Terjadilah pembaiatan yang dilakukan oleh Mu’nis dan pejabat negara lainnya kepada Muhammad bin Al-Mu’tadhid. Mereka memberi gelar kepada Muhammad dengan sebutan al-Qahir Billah, sedangkan yang diangkat menjadi menteri adalah Abu Ali bin Muqlat.
Beberapa waktu berikutnya, para tentara meminta bayaran terhadap baiat yang mereka lakukan. Mu’nis pada saat itu tidak ada di tempat. Maka terjadilah kerusuhan. Akhirnya tentara-tentara tersebut membunuh para penjaga istana. Kemudian mereka menuju rumah Mu’nis dan menuntut agar al-Muqtadir dikembalikan dari jabatannya sebagai khalifah.

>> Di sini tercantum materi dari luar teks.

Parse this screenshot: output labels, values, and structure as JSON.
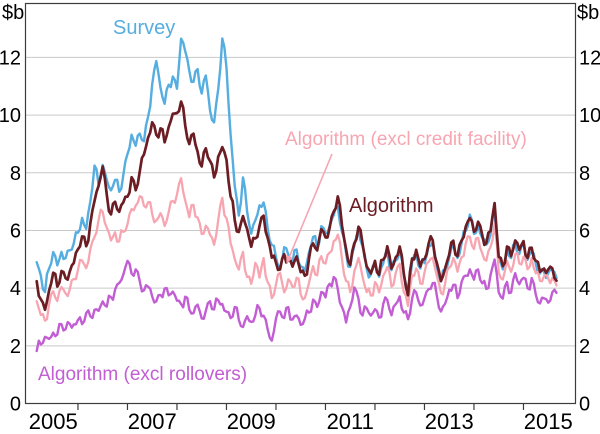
{
  "chart": {
    "unit_left": "$b",
    "unit_right": "$b"
  },
  "chart_data": {
    "type": "line",
    "title": "",
    "xlabel": "",
    "ylabel": "$b",
    "ylim": [
      0,
      13.87
    ],
    "y_ticks": [
      0,
      2,
      4,
      6,
      8,
      10,
      12
    ],
    "x_year_labels": [
      "2005",
      "2007",
      "2009",
      "2011",
      "2013",
      "2015"
    ],
    "x_year_tick_boundaries": [
      2006,
      2007,
      2008,
      2009,
      2010,
      2011,
      2012,
      2013,
      2014,
      2015
    ],
    "grid": "horizontal",
    "legend_position": "inline-annotations",
    "x_start": 2005.1667,
    "x_step": "monthly",
    "series": [
      {
        "name": "Survey",
        "color": "#55ade0",
        "values": [
          4.9,
          4.4,
          3.9,
          4.7,
          5.2,
          4.8,
          5.3,
          5.0,
          5.3,
          5.6,
          5.9,
          6.4,
          6.1,
          7.0,
          8.2,
          7.6,
          8.3,
          7.7,
          7.4,
          7.8,
          7.3,
          7.9,
          8.7,
          9.3,
          8.9,
          9.4,
          9.1,
          9.9,
          11.1,
          11.9,
          10.9,
          10.4,
          11.1,
          11.3,
          10.9,
          12.7,
          12.2,
          11.5,
          11.2,
          11.6,
          10.7,
          11.4,
          10.2,
          9.7,
          10.9,
          12.7,
          11.6,
          9.3,
          7.6,
          6.5,
          7.8,
          6.7,
          5.9,
          6.3,
          6.9,
          7.0,
          6.0,
          5.5,
          5.1,
          4.7,
          5.4,
          5.2,
          4.9,
          5.3,
          4.8,
          4.6,
          5.2,
          5.8,
          5.4,
          6.1,
          5.9,
          6.2,
          6.5,
          6.8,
          6.0,
          5.2,
          4.7,
          5.5,
          6.0,
          5.4,
          4.7,
          4.5,
          4.8,
          4.4,
          4.9,
          5.3,
          4.6,
          5.0,
          5.3,
          4.4,
          3.9,
          4.9,
          5.2,
          4.7,
          4.9,
          5.4,
          5.6,
          4.8,
          4.2,
          4.6,
          5.1,
          5.5,
          5.0,
          5.6,
          6.0,
          6.5,
          5.9,
          6.2,
          5.7,
          5.5,
          5.9,
          6.6,
          5.0,
          4.7,
          5.3,
          5.0,
          5.6,
          5.2,
          5.5,
          5.0,
          5.3,
          4.8,
          4.5,
          4.6,
          4.5,
          4.6,
          4.4
        ]
      },
      {
        "name": "Algorithm",
        "color": "#6b1d23",
        "values": [
          4.2,
          3.6,
          3.3,
          3.9,
          4.5,
          4.1,
          4.6,
          4.3,
          4.6,
          4.9,
          5.3,
          5.8,
          5.5,
          6.2,
          7.0,
          7.6,
          8.2,
          7.2,
          6.6,
          7.0,
          6.6,
          7.0,
          7.2,
          7.8,
          7.4,
          8.1,
          8.6,
          9.2,
          9.8,
          9.3,
          9.5,
          9.1,
          9.6,
          10.0,
          10.1,
          10.5,
          9.6,
          9.0,
          9.4,
          8.7,
          8.2,
          8.9,
          8.4,
          7.8,
          8.6,
          8.9,
          8.4,
          7.2,
          6.4,
          5.9,
          6.5,
          6.1,
          5.4,
          5.7,
          6.2,
          6.5,
          5.7,
          5.1,
          4.9,
          4.6,
          5.2,
          5.0,
          4.7,
          5.1,
          4.6,
          4.4,
          5.0,
          5.6,
          5.3,
          6.0,
          5.8,
          6.1,
          6.6,
          7.2,
          6.2,
          5.3,
          4.8,
          5.6,
          6.1,
          5.5,
          4.8,
          4.5,
          4.9,
          4.5,
          5.0,
          5.4,
          4.7,
          5.1,
          5.4,
          4.5,
          3.8,
          5.0,
          5.3,
          4.8,
          5.0,
          5.5,
          5.7,
          4.9,
          4.2,
          4.7,
          5.2,
          5.6,
          5.1,
          5.7,
          6.1,
          6.4,
          6.0,
          6.3,
          5.8,
          5.6,
          6.0,
          6.9,
          5.1,
          4.8,
          5.4,
          5.1,
          5.7,
          5.3,
          5.6,
          5.1,
          5.4,
          4.9,
          4.6,
          4.7,
          4.6,
          4.7,
          4.3
        ]
      },
      {
        "name": "Algorithm (excl credit facility)",
        "color": "#f7a6b1",
        "values": [
          3.5,
          3.1,
          2.9,
          3.4,
          3.9,
          3.6,
          4.0,
          3.8,
          4.0,
          4.3,
          4.6,
          5.0,
          4.7,
          5.3,
          5.8,
          6.4,
          6.6,
          6.1,
          5.7,
          5.9,
          5.6,
          6.0,
          6.2,
          6.7,
          6.9,
          7.2,
          6.8,
          7.0,
          6.6,
          6.3,
          6.6,
          6.2,
          6.6,
          7.0,
          7.3,
          7.8,
          7.0,
          6.5,
          6.9,
          6.4,
          5.9,
          6.2,
          5.8,
          5.5,
          6.4,
          7.1,
          6.4,
          5.6,
          5.0,
          4.6,
          5.3,
          4.4,
          4.1,
          4.9,
          4.4,
          5.0,
          4.2,
          3.7,
          4.1,
          4.5,
          3.9,
          4.3,
          4.0,
          4.4,
          3.8,
          3.6,
          4.2,
          4.8,
          4.4,
          5.1,
          4.9,
          5.2,
          5.6,
          5.9,
          5.0,
          4.2,
          3.9,
          4.6,
          5.0,
          4.4,
          3.9,
          3.7,
          4.2,
          3.9,
          4.4,
          4.7,
          4.1,
          4.5,
          4.8,
          3.9,
          3.4,
          4.4,
          4.7,
          4.2,
          4.5,
          4.9,
          5.1,
          4.4,
          3.8,
          4.2,
          4.7,
          5.0,
          4.6,
          5.1,
          5.5,
          5.8,
          5.4,
          5.7,
          5.2,
          5.0,
          5.4,
          6.2,
          4.6,
          4.3,
          4.9,
          4.6,
          5.2,
          4.8,
          5.1,
          4.7,
          5.0,
          4.5,
          4.3,
          4.4,
          4.3,
          4.4,
          4.1
        ]
      },
      {
        "name": "Algorithm (excl rollovers)",
        "color": "#c25dd4",
        "values": [
          1.8,
          2.1,
          2.3,
          2.2,
          2.5,
          2.4,
          2.7,
          2.6,
          2.8,
          2.7,
          2.9,
          2.8,
          3.1,
          3.0,
          3.3,
          3.2,
          3.5,
          3.4,
          3.7,
          3.9,
          4.2,
          4.5,
          4.9,
          4.5,
          4.7,
          4.2,
          3.9,
          4.1,
          3.7,
          3.5,
          3.8,
          4.0,
          3.7,
          3.9,
          3.6,
          3.4,
          3.7,
          3.3,
          3.1,
          3.4,
          3.0,
          3.2,
          3.5,
          3.3,
          3.6,
          3.4,
          3.2,
          3.0,
          3.3,
          2.9,
          2.7,
          3.0,
          2.8,
          3.1,
          3.3,
          3.0,
          2.6,
          2.2,
          2.9,
          3.2,
          3.0,
          3.3,
          2.9,
          3.1,
          2.7,
          2.9,
          3.2,
          3.6,
          3.3,
          3.9,
          3.7,
          4.1,
          4.4,
          4.0,
          3.3,
          2.8,
          3.4,
          4.0,
          3.6,
          3.1,
          3.3,
          3.0,
          3.3,
          3.0,
          3.4,
          3.6,
          3.1,
          3.4,
          3.7,
          3.2,
          2.9,
          3.6,
          3.9,
          3.4,
          3.6,
          4.0,
          4.2,
          3.7,
          3.2,
          3.5,
          3.9,
          4.1,
          3.7,
          4.2,
          4.4,
          4.7,
          4.3,
          4.6,
          4.2,
          4.0,
          4.4,
          5.0,
          3.9,
          3.6,
          4.2,
          3.9,
          4.5,
          4.1,
          4.4,
          4.0,
          4.3,
          3.8,
          3.5,
          3.6,
          3.5,
          3.9,
          3.8
        ]
      }
    ],
    "annotations": [
      {
        "text": "Survey",
        "series_index": 0
      },
      {
        "text": "Algorithm (excl credit facility)",
        "series_index": 2,
        "has_arrow": true
      },
      {
        "text": "Algorithm",
        "series_index": 1
      },
      {
        "text": "Algorithm (excl rollovers)",
        "series_index": 3
      }
    ],
    "style_colors": {
      "grid": "#c9c9c9",
      "frame": "#3c3c3c",
      "text": "#000000"
    }
  }
}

Ulah Gerombolan Qaramithah
Pada 317 H/929 M al-Muqtadir memberangkatkan rombongan haji di bawah pimpinan Mansur ad-Dailami. Namun tiba-tiba saja pada hari tarwiyah mereka dihadang Abu Thahir al-Qaramithi. Dia membunuh rombongan haji tersebut dengan sangat keji. Kemudian mayat-mayat tersebut dia lemparkan ke sumur zam-zam. Kemudian dia memukul Hajar Aswad dengan paku-paku hingga hampir saja Hajar Aswad pecah. Kemudian dia membawanya kabur.

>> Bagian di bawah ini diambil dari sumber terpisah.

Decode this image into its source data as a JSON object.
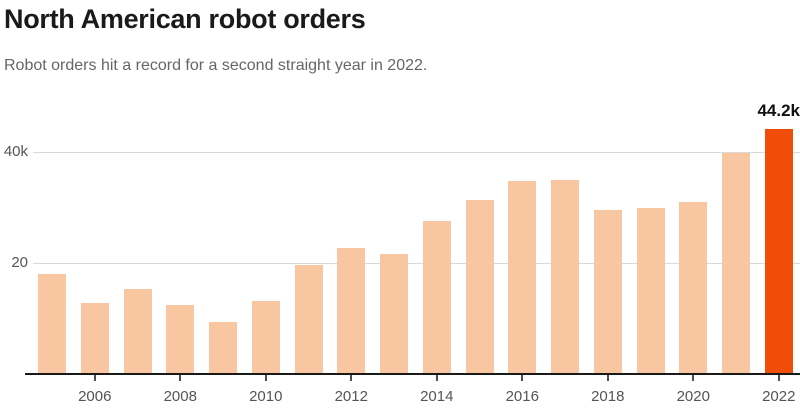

Hajar Aswad pernah berada di tangan pemberontak Qaramithah lebih dari 20 tahun. Al-Muqtadir meminta kepada para pemberontak untuk mengembalikan Hajar Aswad tersebut dengan tebusan uang sebesar 50 ribu dinar. Namun mereka menolaknya. Hingga Hajar Aswad baru bisa diambil kembali pada masa pemerintahan al-Muthi’.
Konflik Keagamaan
Pada tahun 317 H/929 M terjadi konflik terkait penafsiran kata: maqaman mahmuda yang disebutkan dalam firman Allah:
وَمِنَ ٱلَّيْلِ فَتَهَجَّدْ بِهِۦ نَافِلَةً لَّكَ عَسَىٰٓ أَن يَبْعَثَكَ رَبُّكَ مَقَامًا مَّحْمُودًا
“Dan pada sebahagian malam hari bersembahyang tahajudlah kamu sebagai suatu ibadah tambahan bagimu, mudah-mudahan Tuhan-mu mengangkat kamu ke tempat yang terpuji.” (QS. Al-Isra, 17: 79)

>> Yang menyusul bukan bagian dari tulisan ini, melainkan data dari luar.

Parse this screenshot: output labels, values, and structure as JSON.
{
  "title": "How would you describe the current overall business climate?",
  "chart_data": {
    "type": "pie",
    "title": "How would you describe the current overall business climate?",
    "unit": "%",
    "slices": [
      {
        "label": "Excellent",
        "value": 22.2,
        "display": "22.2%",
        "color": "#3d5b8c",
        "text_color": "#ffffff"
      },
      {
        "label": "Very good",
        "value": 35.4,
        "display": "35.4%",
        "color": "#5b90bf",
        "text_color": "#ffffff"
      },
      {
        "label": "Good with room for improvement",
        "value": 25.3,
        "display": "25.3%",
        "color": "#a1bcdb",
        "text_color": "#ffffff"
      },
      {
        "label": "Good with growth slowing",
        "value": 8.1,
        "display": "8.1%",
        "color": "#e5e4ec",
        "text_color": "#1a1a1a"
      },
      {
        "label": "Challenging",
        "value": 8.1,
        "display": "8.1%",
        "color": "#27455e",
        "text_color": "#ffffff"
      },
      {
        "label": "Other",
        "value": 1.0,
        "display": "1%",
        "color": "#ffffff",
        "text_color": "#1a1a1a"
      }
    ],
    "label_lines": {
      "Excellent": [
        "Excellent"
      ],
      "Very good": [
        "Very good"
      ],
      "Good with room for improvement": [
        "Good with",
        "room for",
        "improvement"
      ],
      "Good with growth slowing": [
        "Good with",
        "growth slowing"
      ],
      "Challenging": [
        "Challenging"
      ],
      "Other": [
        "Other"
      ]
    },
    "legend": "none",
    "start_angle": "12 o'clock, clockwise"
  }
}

Dalam menafsirkan ayat tersebut orang-orang bermadzhab Hanbali mengatakan bahwa yang dimaksud dengan tempat terpuji adalah Allah dan meletakkan orang yang melakukan shalat tersebut pada Arsy-Nya, sedangkan yang lain mengatakan bahwa yang dimaksud adalah syafaat. Dua kubu ini berseteru terus hingga akhirnya banyak memakan korban jiwa.
Qaramithah Lagi
Pada tahun 319 H/931 M, para pemberontak al-Qaramithah menyerbu Kufah hingga membuat penduduk Baghdad ketakutan.Kemudian mereka menghadap al-Muqtadir sambil berteriak dan mengangkat mushaf serta mencaci maki al-Muqtadir.
Pembunuhan Al-Muqtadir
Pada tahun 320 H/931 M, Mu’nis datang kembali dan menyerang khalifah. Seorang tentara Barbar melempar al-Muqtadir hingga terjatuh kebumi. Kemudian orang tersebut menyembelih al-Muqtadir dengan pedangnya. Kepalanya dipenggal dan ditancapkan pada ujung tombak, sedangkan pakaiannya dicopoti sehingga dia berada dalam keadaan telanjang.
Mereka menutupinya dengan rerumputan. Setelah itu dia dikuburkan ditempat itu. Peristiwa tersebut terjadi pada 28 Syawal 320 H/5 Nopember 932 M.